O advogado Cassiano Pires Valente, do departamento jurídico do Sindicato dos Servidores da Polícia Civil (SINDPOL/MG) e defensor dos quatro investigadores suspeitos do crime, diz que aguarda o término do inquérito para adotar “medidas cabíveis”.

Para o coordenador da Comissão de Direitos Humanos da Associação dos Praças Policiais e Bombeiros Militares de Minas Gerais (Aspra-MG), subtenente Luiz Gonzaga Ribeiro, a produção da apuração paralela se faz necessária porque, segundo ele, a investigação da Polícia Civil “não será isenta”. Já o presidente do SINDPOL/MG, Denílson Martins, diz que a existência de uma investigação paralela, além de inconstitucional, é prova de que a integração entre as polícias Militar e Civil não existe. “não podemos fazer qualquer pré-julgamento nesse caso. Temos que aguardar o resultado dos laudos periciais e provas materiais”, afirma.

O porta-voz da PM, tenente-coronel Alberto Luiz Alves, alega que não se trata de uma investigação paralela, mas de uma sindicância administrativa, uma vez que um integrante da corporação foi vítima de homicídio.

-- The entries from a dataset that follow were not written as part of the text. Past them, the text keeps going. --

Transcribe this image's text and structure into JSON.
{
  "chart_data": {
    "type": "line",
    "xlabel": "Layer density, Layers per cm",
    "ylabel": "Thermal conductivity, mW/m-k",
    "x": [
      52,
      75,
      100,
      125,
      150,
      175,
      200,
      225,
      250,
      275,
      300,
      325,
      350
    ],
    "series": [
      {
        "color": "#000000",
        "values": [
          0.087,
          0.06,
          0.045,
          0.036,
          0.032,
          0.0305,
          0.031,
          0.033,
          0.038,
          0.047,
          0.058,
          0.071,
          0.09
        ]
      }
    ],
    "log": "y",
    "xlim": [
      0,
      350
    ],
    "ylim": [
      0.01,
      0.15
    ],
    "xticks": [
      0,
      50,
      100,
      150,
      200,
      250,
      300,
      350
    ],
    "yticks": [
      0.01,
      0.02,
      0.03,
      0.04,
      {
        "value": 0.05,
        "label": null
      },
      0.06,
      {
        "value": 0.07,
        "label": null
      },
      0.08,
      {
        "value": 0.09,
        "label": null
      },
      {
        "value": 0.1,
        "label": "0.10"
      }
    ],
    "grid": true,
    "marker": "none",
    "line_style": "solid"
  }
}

O assassinato do sargento por policiais civis também provocou reações inflamadas na internet, em canais de comunicação de políticos ex-militares e de militares da ativa e reserva, que chegaram  a anunciar que se “a Polícia Civil quer guerra, terá guerra”.

Diante da gravidade dos fatos, a Comissão de Direitos Humanos da Assembleia Legislativa de Minas Gerais (ALMG) entrou no caso. Os deputados Durval Ângelo (PT) e Sargento Rodrigues ((PDT) localizaram  uma testemunha-chave do caso, que afirmou ter visto o militar ser assassinado pelo policial civil “Índio”.